Reduction of Curtailment
Project developers argue that tighter DSM tolerance demands could indirectly help reduce curtailment and encourage power generators to improve their scheduling accuracy, resulting in smoother, grid-friendly generation patterns that are easier for the system operator to manage.
Recently, Mercom India had reported about large-scale curtailments in wind and solar projects in Rajasthan and Gujarat.
Chandwani commented that if developers maintain DSM compliance, any curtailment beyond grid safety reasons could be contested as a breach of the “must-run” status of renewable projects. “Improved predictability may empower developers in future regulatory or judicial challenges against unjust curtailments.”

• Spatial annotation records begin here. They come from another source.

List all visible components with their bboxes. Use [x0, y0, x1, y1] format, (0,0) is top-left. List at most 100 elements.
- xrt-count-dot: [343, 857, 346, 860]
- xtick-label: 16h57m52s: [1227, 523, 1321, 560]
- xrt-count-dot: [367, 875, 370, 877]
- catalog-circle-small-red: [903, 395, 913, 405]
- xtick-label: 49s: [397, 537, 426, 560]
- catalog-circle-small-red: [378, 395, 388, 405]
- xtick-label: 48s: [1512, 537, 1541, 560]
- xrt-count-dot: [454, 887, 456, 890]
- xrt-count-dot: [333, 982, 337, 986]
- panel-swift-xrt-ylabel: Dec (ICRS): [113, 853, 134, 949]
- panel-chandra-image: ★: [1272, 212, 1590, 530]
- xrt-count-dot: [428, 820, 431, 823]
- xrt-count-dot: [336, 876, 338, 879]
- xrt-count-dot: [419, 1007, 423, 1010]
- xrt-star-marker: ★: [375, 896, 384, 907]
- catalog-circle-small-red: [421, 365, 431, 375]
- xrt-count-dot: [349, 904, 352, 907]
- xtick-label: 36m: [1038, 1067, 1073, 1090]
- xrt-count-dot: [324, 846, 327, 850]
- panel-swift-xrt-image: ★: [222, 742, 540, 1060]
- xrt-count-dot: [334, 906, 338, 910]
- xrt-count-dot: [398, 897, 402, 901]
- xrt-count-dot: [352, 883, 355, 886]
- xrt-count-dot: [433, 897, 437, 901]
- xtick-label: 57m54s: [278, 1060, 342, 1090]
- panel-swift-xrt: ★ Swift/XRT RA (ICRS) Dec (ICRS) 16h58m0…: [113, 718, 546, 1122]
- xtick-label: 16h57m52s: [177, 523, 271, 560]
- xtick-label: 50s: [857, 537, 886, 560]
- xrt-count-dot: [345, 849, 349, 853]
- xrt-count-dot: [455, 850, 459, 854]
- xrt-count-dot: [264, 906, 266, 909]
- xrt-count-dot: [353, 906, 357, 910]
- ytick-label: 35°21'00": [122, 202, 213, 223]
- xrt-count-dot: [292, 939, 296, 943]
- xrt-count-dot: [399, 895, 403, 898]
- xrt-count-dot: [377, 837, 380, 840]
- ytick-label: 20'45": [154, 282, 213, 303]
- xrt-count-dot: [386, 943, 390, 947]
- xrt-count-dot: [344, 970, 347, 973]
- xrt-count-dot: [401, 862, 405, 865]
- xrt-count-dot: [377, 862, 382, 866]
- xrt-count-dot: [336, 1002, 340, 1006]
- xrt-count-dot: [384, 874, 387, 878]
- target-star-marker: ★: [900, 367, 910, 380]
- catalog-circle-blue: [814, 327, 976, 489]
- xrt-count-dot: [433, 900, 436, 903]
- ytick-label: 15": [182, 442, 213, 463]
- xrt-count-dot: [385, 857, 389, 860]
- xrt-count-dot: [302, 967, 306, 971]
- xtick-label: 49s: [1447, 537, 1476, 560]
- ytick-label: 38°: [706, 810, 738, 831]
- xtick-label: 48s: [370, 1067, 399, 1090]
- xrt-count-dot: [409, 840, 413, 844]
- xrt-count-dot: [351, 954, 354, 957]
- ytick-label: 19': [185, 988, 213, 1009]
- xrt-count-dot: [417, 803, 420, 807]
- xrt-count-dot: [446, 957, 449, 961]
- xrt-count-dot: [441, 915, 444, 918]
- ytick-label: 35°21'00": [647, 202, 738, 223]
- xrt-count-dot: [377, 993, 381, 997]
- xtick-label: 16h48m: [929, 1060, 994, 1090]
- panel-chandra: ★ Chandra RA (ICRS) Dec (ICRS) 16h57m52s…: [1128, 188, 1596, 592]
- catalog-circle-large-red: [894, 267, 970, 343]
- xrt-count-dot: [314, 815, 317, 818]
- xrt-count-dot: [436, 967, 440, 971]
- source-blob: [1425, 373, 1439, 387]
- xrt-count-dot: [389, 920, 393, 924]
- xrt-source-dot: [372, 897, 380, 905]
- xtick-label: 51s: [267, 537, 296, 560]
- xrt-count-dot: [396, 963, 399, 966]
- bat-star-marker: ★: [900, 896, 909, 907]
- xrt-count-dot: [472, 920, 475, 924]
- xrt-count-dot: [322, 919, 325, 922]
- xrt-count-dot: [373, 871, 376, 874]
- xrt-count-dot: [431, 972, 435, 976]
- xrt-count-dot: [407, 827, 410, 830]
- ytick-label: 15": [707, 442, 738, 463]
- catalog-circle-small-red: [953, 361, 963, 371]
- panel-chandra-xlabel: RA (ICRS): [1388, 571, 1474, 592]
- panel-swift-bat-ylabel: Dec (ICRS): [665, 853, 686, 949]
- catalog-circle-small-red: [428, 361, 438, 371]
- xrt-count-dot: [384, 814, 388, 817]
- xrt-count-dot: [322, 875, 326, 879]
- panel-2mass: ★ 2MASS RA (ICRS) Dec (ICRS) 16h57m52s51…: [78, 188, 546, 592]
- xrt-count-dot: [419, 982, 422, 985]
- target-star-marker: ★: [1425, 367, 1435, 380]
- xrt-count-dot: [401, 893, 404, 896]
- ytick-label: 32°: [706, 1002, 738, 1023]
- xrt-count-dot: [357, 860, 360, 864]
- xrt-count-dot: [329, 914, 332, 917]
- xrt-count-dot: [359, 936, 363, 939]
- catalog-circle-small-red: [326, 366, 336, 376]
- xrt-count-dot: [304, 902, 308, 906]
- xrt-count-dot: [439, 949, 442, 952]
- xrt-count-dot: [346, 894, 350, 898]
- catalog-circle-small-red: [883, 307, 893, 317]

Nair argued that while regulators are trying to reduce intermittency and avoid curtailing renewables, grid regulators need to amend their forecasting and scheduling processes.
He suggested reducing forecasting and scheduling from 15-minute time blocks to 5-minute time blocks. He added that the Intraday revisions must also be revised from the 3rd and 4th time blocks, rather than the 7th and 8th time blocks.